PhantomJS and jQuery.dForm

I’ve been using this combination for a few projects recently.
jQuery dForm is a really nice little library that takes so much hassle out of creating and editing forms.

It effectively stores forms as JSON objects which you can save to a database field, read in to edit the form and save again.

Of course, you want forms to work whether the user has javascript on or not – and that’s where PhantomJS comes in.

PhantomJS is basically a headless Webkit browser – the same engine that powers Google Chrome and Apple Safari. Point it at a page that renders the form created with jQuery.dForm, grab the html that’s rendered and either publish that html out to a file or store the html in different database field.

 

Form Logic

As a web application developer, one of the main things I deal with are forms.
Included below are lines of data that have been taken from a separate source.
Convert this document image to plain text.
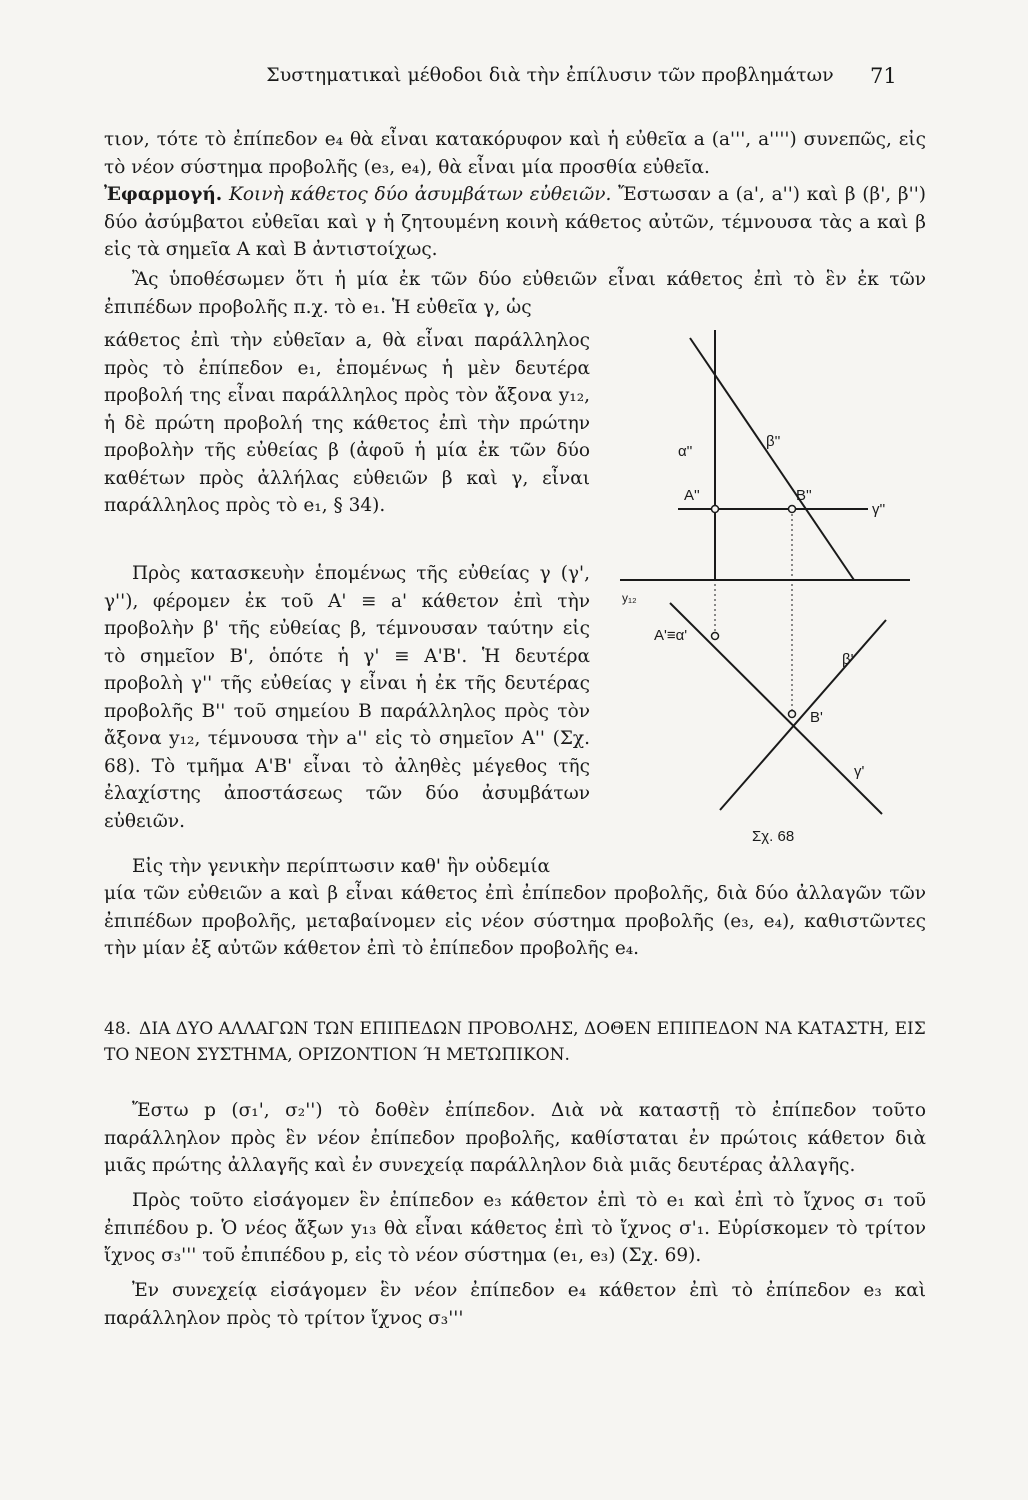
Συστηματικαὶ μέθοδοι διὰ τὴν ἐπίλυσιν τῶν προβλημάτων	71

τιον, τότε τὸ ἐπίπεδον e₄ θὰ εἶναι κατακόρυφον καὶ ἡ εὐθεῖα a (a''', a'''') συνεπῶς, εἰς τὸ νέον σύστημα προβολῆς (e₃, e₄), θὰ εἶναι μία προσθία εὐθεῖα.

Ἐφαρμογή. Κοινὴ κάθετος δύο ἀσυμβάτων εὐθειῶν. Ἔστωσαν a (a', a'') καὶ β (β', β'') δύο ἀσύμβατοι εὐθεῖαι καὶ γ ἡ ζητουμένη κοινὴ κάθετος αὐτῶν, τέμνουσα τὰς a καὶ β εἰς τὰ σημεῖα A καὶ B ἀντιστοίχως.

Ἂς ὑποθέσωμεν ὅτι ἡ μία ἐκ τῶν δύο εὐθειῶν εἶναι κάθετος ἐπὶ τὸ ἓν ἐκ τῶν ἐπιπέδων προβολῆς π.χ. τὸ e₁. Ἡ εὐθεῖα γ, ὡς

κάθετος ἐπὶ τὴν εὐθεῖαν a, θὰ εἶναι παράλληλος πρὸς τὸ ἐπίπεδον e₁, ἑπομένως ἡ μὲν δευτέρα προβολή της εἶναι παράλληλος πρὸς τὸν ἄξονα y₁₂, ἡ δὲ πρώτη προβολή της κάθετος ἐπὶ τὴν πρώτην προβολὴν τῆς εὐθείας β (ἀφοῦ ἡ μία ἐκ τῶν δύο καθέτων πρὸς ἀλλήλας εὐθειῶν β καὶ γ, εἶναι παράλληλος πρὸς τὸ e₁, § 34).

Πρὸς κατασκευὴν ἑπομένως τῆς εὐθείας γ (γ', γ''), φέρομεν ἐκ τοῦ A' ≡ a' κάθετον ἐπὶ τὴν προβολὴν β' τῆς εὐθείας β, τέμνουσαν ταύτην εἰς τὸ σημεῖον B', ὁπότε ἡ γ' ≡ A'B'. Ἡ δευτέρα προβολὴ γ'' τῆς εὐθείας γ εἶναι ἡ ἐκ τῆς δευτέρας προβολῆς B'' τοῦ σημείου B παράλληλος πρὸς τὸν ἄξονα y₁₂, τέμνουσα τὴν a'' εἰς τὸ σημεῖον A'' (Σχ. 68). Τὸ τμῆμα A'B' εἶναι τὸ ἀληθὲς μέγεθος τῆς ἐλαχίστης ἀποστάσεως τῶν δύο ἀσυμβάτων εὐθειῶν.

Εἰς τὴν γενικὴν περίπτωσιν καθ' ἣν οὐδεμία

μία τῶν εὐθειῶν a καὶ β εἶναι κάθετος ἐπὶ ἐπίπεδον προβολῆς, διὰ δύο ἀλλαγῶν τῶν ἐπιπέδων προβολῆς, μεταβαίνομεν εἰς νέον σύστημα προβολῆς (e₃, e₄), καθιστῶντες τὴν μίαν ἐξ αὐτῶν κάθετον ἐπὶ τὸ ἐπίπεδον προβολῆς e₄.

α''
β''
A''	B''
γ''
y₁₂
A'≡α'
β'
B'
γ'
Σχ. 68

48. ΔΙΑ ΔΥΟ ΑΛΛΑΓΩΝ ΤΩΝ ΕΠΙΠΕΔΩΝ ΠΡΟΒΟΛΗΣ, ΔΟΘΕΝ ΕΠΙΠΕΔΟΝ ΝΑ ΚΑΤΑΣΤΗ, ΕΙΣ ΤΟ ΝΕΟΝ ΣΥΣΤΗΜΑ, ΟΡΙΖΟΝΤΙΟΝ Ή ΜΕΤΩΠΙΚΟΝ.

Ἔστω p (σ₁', σ₂'') τὸ δοθὲν ἐπίπεδον. Διὰ νὰ καταστῇ τὸ ἐπίπεδον τοῦτο παράλληλον πρὸς ἓν νέον ἐπίπεδον προβολῆς, καθίσταται ἐν πρώτοις κάθετον διὰ μιᾶς πρώτης ἀλλαγῆς καὶ ἐν συνεχείᾳ παράλληλον διὰ μιᾶς δευτέρας ἀλλαγῆς.

Πρὸς τοῦτο εἰσάγομεν ἓν ἐπίπεδον e₃ κάθετον ἐπὶ τὸ e₁ καὶ ἐπὶ τὸ ἴχνος σ₁ τοῦ ἐπιπέδου p. Ὁ νέος ἄξων y₁₃ θὰ εἶναι κάθετος ἐπὶ τὸ ἴχνος σ'₁. Εὑρίσκομεν τὸ τρίτον ἴχνος σ₃''' τοῦ ἐπιπέδου p, εἰς τὸ νέον σύστημα (e₁, e₃) (Σχ. 69).

Ἐν συνεχείᾳ εἰσάγομεν ἓν νέον ἐπίπεδον e₄ κάθετον ἐπὶ τὸ ἐπίπεδον e₃ καὶ παράλληλον πρὸς τὸ τρίτον ἴχνος σ₃'''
At work I do a lot of conference registration forms.
While these mostly share a lot of commonalities, at the same time they are all unique and have unique fields and requirements that are specific to that particular conference, so I end up writing a lot of custom form logic for each one.

With “form logic” I mean 2 different things – firstly javascript logic to show & hide different elements based on previous answers (so if they choose University accommodation show bookable nights), and also PHP logic for what to do with and how to handle and process form submission.

Recently, for a different project I’ve been working on a way to structure logic as a JSON. The intention being that the client could potentially design the logic for their own forms using a UI similar to what you find in email clients for message filtering.

The potential of giving people the tools to help themselves, with me only having to get involved if they need something that not currently supported is an exciting one.